"Arada sırada Türk televizyonlarını izleyebildik. Televizyonda bir Türk'ün sesini duymak bile bize çok moral veriyordu. Bombalı saldırı ve yer tespitine karşı sık sık yerimizi değiştirdiler. Yer değiştirmeler sırasında otobüslerle taşınıyorduk. Hep bir arada ve her zaman Musul'daydık. Musul'un dışına hiç çıkarılmadık. Bodrum gibi yerlerde kalmamızın nedeni de bombardımandan korunmak amaçlıydı. Bize hep, 'sizi öldürmeyeceğiz ama Maliki bizi öldürmeye çalışıyor o yüzden sizi saklamak zorundayız' dediler."

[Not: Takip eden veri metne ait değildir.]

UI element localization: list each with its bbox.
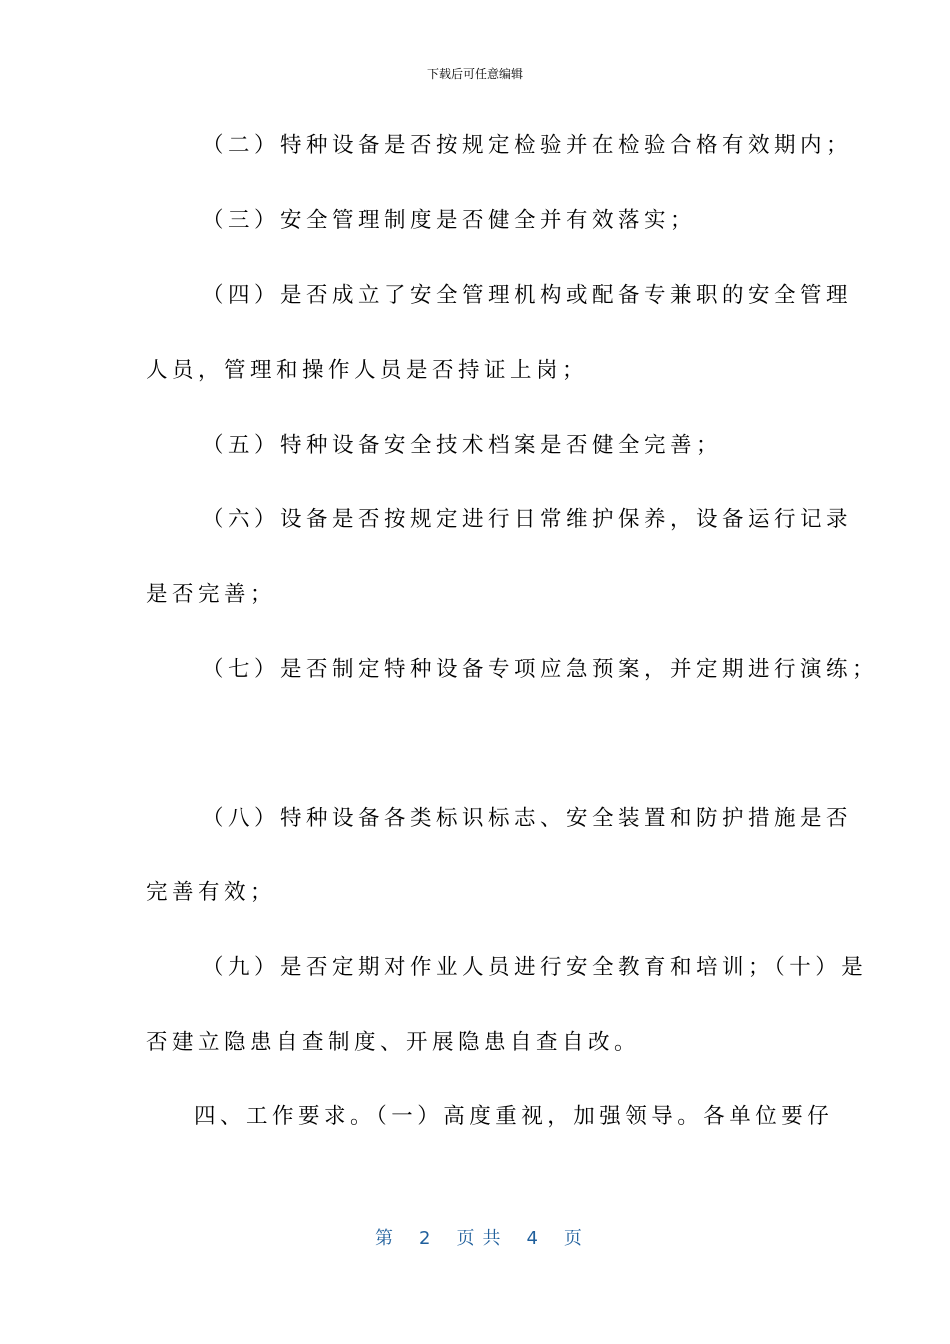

Musul Başkonsolosluğu'nda sözleşmeli memur olarak çalışan 25 yaşındaki Mesut Taşkıran, esir oldukları günlerde yaşadıkları zorlukları şöyle anlattı:
"Bazen bebeklere süt ve yoğurt gibi gerekli gerekli olan gıdalar gelmiyordu. İlk 15 gün Musul'daki Olimpiyat Stadyumu misafirhanesini saymazsak, sürekli olarak bodrum katlarda çok dar alanlarda tutulduk. Ortaya birkaç sünger atıyorlardı ve o şekilde uyumaya çalışıyorduk. Yer çok dar olduğu için sığmıyorduk ve nöbetleşe uyuduğumuz bile oldu. 7-8 günde bir yerimiz değişiyordu. Yer değişikliği yapılırken erkeklerin sadece gözlerini değil ellerini de bağlayıp, kaçmayalım diye ayaklarımızı zincirliyorlardı. Hastalandığımızda bize ne olduğunu bilmediğimiz ilaçlar veriyorlardı ama içmiyorduk. IŞİD militanları arasından İngilizce, Türkçe ve Arapça konuşanlar vardı. Türkçe konuşan kişinin yüzü kapalıydı olduğu için kim olduğunu bilmiyoruz. Moral için türkü söylüyorduk. Alınmamız ise şöyle gerçekleşti. Musul'da öğlen 1'e doğru bizlere hazırlananın dediler ve sonra araçlara bindirdiler. Ardından da Sincar ve Rakka üzerinde Suriye'den geçerek Türkiye'ye bizleri teslim ettiler. Yolculuk 11 saat sürdü."